Le prof. Hardie parle ensuite de la berbérine, cette molécule dérivée d’une plante utilisée dans la médecine chinoise traditionnelle. C’est un inhibiteur mitochondrial et ce faisant, elle diminue la production d’ATP, augmente la concentration d’AMP, ce qui va in fine activer AMPK et aider l’homéostasie du glucose. Ce qui nous amène au sujet d’AMPK en tant que cible thérapeutique dans le diabète de type 2. En promouvant l’absorption du glucose et son oxydation, l’activation d’AMPK dans le muscle diminuerait la glycémie :

  1. Médicaments qui inhibent les mitochondries et augmentent ainsi l’AMP cellulaire (metformine, phenformine, resveratrol, berbérine)
  2. Médicaments se transformant en analogues de l’AMP :
    1. AICAR → ZMP (analogue de l’AMP qui active AMPK
    2. C13 → C2 (par des estérases cellulaires)
    3. Médicaments se liant directement à AMPK : A-769662 (Abbott), 991 (Merck), MT 63-78 (Mercury), salicylate

La metformine inhibe le complexe I de la chaîne respiratoire des mitochondrie et ainsi, par l’augmentation de l’AMP cellulaire, inhibe AMPK.

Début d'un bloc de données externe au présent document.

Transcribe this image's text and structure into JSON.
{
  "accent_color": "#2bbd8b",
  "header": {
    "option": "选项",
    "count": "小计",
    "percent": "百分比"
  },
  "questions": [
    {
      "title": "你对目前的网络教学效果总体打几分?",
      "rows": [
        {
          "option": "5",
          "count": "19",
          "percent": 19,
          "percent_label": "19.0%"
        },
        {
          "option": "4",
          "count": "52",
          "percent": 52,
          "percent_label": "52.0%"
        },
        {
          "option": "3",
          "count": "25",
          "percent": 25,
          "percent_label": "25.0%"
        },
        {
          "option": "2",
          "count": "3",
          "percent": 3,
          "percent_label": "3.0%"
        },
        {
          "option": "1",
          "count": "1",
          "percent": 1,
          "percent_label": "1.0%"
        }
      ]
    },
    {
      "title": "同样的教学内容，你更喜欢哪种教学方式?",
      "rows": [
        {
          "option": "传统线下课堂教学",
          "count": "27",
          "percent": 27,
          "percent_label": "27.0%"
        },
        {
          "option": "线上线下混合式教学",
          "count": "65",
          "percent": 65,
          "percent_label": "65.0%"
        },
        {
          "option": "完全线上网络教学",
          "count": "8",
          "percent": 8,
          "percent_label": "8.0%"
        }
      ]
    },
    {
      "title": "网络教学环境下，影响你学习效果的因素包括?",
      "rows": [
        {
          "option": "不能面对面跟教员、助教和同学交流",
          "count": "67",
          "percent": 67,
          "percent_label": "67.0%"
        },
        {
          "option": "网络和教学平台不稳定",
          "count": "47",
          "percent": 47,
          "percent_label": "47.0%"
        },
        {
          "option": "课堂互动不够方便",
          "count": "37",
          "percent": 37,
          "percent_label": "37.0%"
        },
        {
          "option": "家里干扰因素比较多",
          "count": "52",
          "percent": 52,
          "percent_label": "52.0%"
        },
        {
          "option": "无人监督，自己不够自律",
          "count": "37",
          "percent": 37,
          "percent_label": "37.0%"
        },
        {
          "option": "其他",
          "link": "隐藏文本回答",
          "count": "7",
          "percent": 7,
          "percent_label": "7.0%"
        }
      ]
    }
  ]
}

AMPK : un suppresseur de tumeurs sous-régulé dans beaucoup de cancers

Non seulement AMPK joue un rôle central dans l’homéostasie du glucose, mais en plus il semble nous protéger du cancer. Ces deux effets à première vue complètement différents ne le sont en réalité pas vraiment lorsqu’on considère que les tumeurs sont très gourmandes en glucose. AMPK, par l’activation de l’absorption de glucose par les cellules va-t-il baisser la glycémie et ainsi priver les cellules cancéreuses de ce nutriment si chéri ? Plusieurs observations en tous cas soutiennent la candidature d’AMPK pour le poste de suppresseur de tumeurs :

  1. Dans la maladie génétique rare du nom de syndrome de Peutz-Jeghers, LKB1, la kinase phosphorylant et activant AMPK, est mutée. Les patients développent des polypes intestinaux appelés hamartomes, ainsi que des tumeurs malignes en d’autres endroits du corps
  2. L’activation d’AMPK inhibe la croissance cellulaire et cause l’arrêt du cycle cellulaire
  3. Les patients diabétiques traités avec la metformine ont une incidence plus base de cancer
  4. AMPK est sous-régulé dans les tumeurs, et ce par plusieurs mécanismes :
    1. Perte génétique de LKB1
    2. Réduction de l’expression de AMPK-α2
    3. Hyperactivation du pathway Akt, e.g. perte de PTEN ou mutations activatrices dans la kinase PI-3

On comprend maintenant pourquoi le prof. Hardie a commencé sa présentation par dire que le métabolisme cellulaire se résumait à AMPK ! Même si ce n’est qu’une boutade, nous ne pouvons que restés émerveillés par cette protéine extraordinaire qui est au centre de l’homéostasie énergétique, non seulement de la cellule, mais de l’organisme entier.